Akashi Motojiro

At the end of 1900, Akashi was sent as a roaming military attaché in Europe, visiting Germany; Switzerland; Sweden, staying in France in 1901; and moving to Saint Petersburg, Russia in 1902.

[1] While based at Saint Petersburg, he reportedly recruited the famous spy Sidney Reilly and sent him to Port Arthur, to gather information on the Russian stronghold's defenses.

[2] After the start of the war, he used his contacts and network to seek out and to provide monetary and weaponry support to extremist forces attempting to overthrow the Romanov dynasty (see Grafton Affair).

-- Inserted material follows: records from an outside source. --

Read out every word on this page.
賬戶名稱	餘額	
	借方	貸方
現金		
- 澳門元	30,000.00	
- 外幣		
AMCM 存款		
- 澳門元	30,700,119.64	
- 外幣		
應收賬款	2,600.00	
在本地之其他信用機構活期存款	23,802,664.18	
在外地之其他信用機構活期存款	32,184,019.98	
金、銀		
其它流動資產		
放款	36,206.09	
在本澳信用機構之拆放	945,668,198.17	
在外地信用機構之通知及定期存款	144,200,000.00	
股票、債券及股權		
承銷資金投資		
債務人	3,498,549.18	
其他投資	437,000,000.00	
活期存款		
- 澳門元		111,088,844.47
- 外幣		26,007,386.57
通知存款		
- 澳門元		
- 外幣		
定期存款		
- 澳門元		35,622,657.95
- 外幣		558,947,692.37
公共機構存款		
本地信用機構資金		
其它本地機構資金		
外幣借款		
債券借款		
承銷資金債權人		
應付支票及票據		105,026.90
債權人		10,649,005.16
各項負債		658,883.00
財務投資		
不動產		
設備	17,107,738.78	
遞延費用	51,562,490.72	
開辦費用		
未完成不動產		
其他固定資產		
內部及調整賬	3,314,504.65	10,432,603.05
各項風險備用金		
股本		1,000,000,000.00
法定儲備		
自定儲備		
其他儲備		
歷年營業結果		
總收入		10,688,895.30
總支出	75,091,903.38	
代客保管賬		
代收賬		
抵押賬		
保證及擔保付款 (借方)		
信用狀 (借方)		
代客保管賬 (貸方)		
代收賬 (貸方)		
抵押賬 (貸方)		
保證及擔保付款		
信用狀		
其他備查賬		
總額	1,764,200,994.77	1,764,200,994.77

General Yamagata Aritomo reported to Emperor Meiji that Colonel Akashi was worth "more than 10 divisions of troops in Manchuria" toward Japan winning the war.

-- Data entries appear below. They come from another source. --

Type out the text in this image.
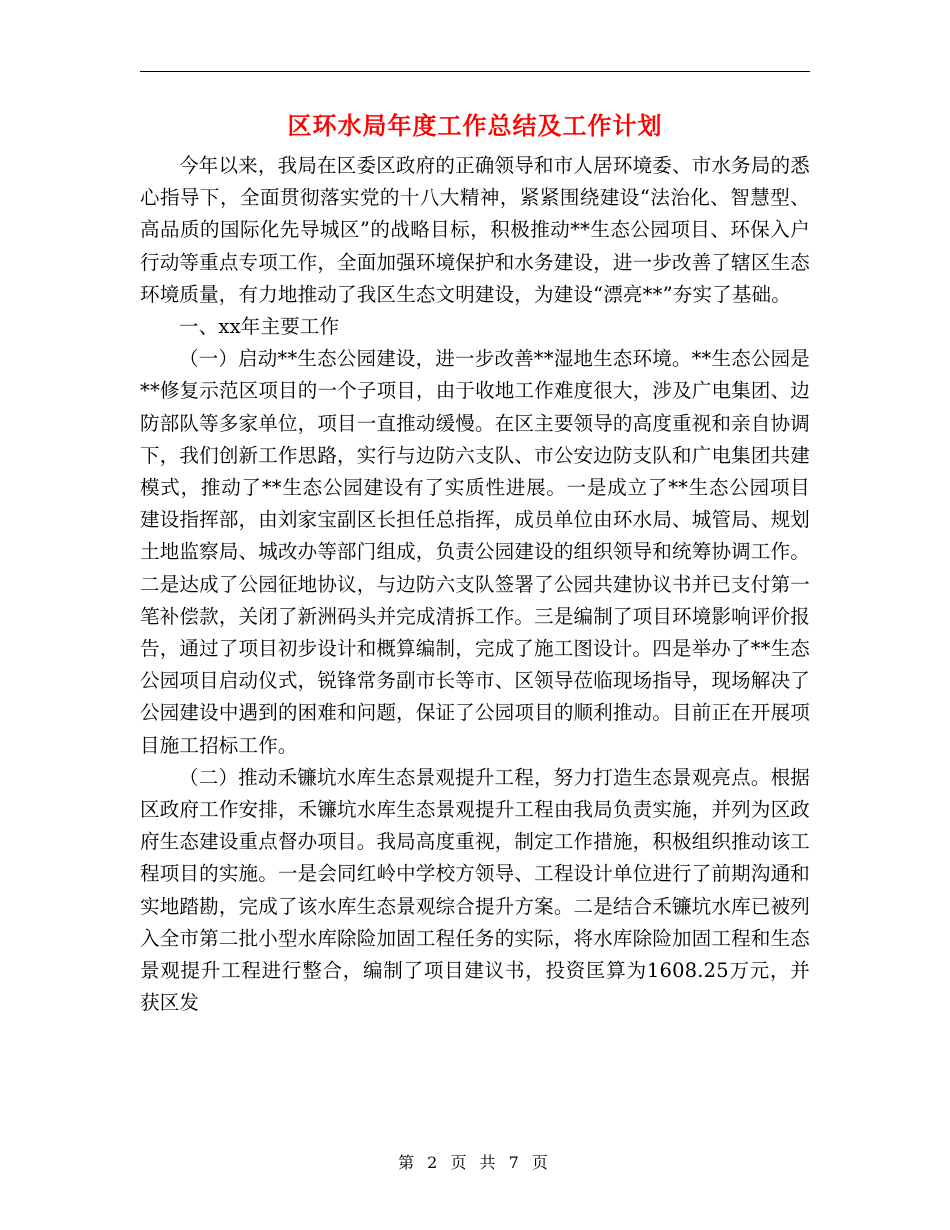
区环水局年度工作总结及工作计划

今年以来，我局在区委区政府的正确领导和市人居环境委、市水务局的悉心指导下，全面贯彻落实党的十八大精神，紧紧围绕建设“法治化、智慧型、高品质的国际化先导城区”的战略目标，积极推动**生态公园项目、环保入户行动等重点专项工作，全面加强环境保护和水务建设，进一步改善了辖区生态环境质量，有力地推动了我区生态文明建设，为建设“漂亮**”夯实了基础。

一、xx年主要工作

（一）启动**生态公园建设，进一步改善**湿地生态环境。**生态公园是**修复示范区项目的一个子项目，由于收地工作难度很大，涉及广电集团、边防部队等多家单位，项目一直推动缓慢。在区主要领导的高度重视和亲自协调下，我们创新工作思路，实行与边防六支队、市公安边防支队和广电集团共建模式，推动了**生态公园建设有了实质性进展。一是成立了**生态公园项目建设指挥部，由刘家宝副区长担任总指挥，成员单位由环水局、城管局、规划土地监察局、城改办等部门组成，负责公园建设的组织领导和统筹协调工作。二是达成了公园征地协议，与边防六支队签署了公园共建协议书并已支付第一笔补偿款，关闭了新洲码头并完成清拆工作。三是编制了项目环境影响评价报告，通过了项目初步设计和概算编制，完成了施工图设计。四是举办了**生态公园项目启动仪式，锐锋常务副市长等市、区领导莅临现场指导，现场解决了公园建设中遇到的困难和问题，保证了公园项目的顺利推动。目前正在开展项目施工招标工作。

（二）推动禾镰坑水库生态景观提升工程，努力打造生态景观亮点。根据区政府工作安排，禾镰坑水库生态景观提升工程由我局负责实施，并列为区政府生态建设重点督办项目。我局高度重视，制定工作措施，积极组织推动该工程项目的实施。一是会同红岭中学校方领导、工程设计单位进行了前期沟通和实地踏勘，完成了该水库生态景观综合提升方案。二是结合禾镰坑水库已被列入全市第二批小型水库除险加固工程任务的实际，将水库除险加固工程和生态景观提升工程进行整合，编制了项目建议书，投资匡算为1608.25万元，并获区发

第 2 页 共 7 页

In 1905, just prior to the end of the war, he was recalled to Japan, divorced his wife, remarried, and joined the ground forces in Korea as a major general in command of the 14th Infantry Division.

Although Akashi is known to have received support from his close contacts within the Kokuryukai secret society, and although he certainly shared in many of their political goals, his name does not appear on their membership lists and it is mostly likely that he was never actually a member.

The Taiwanese donated money equivalent to roughly three million modern-day U.S. dollars for construction of a memorial, and support fund for his family, because Akashi himself was too clean to leave anything behind.

The flamboyant exploits (both real and imagined) of "Colonel Akashi" have been the subject of countless novels, manga, movies and documentary programs in Japan, where he has been dubbed the "Japanese James Bond".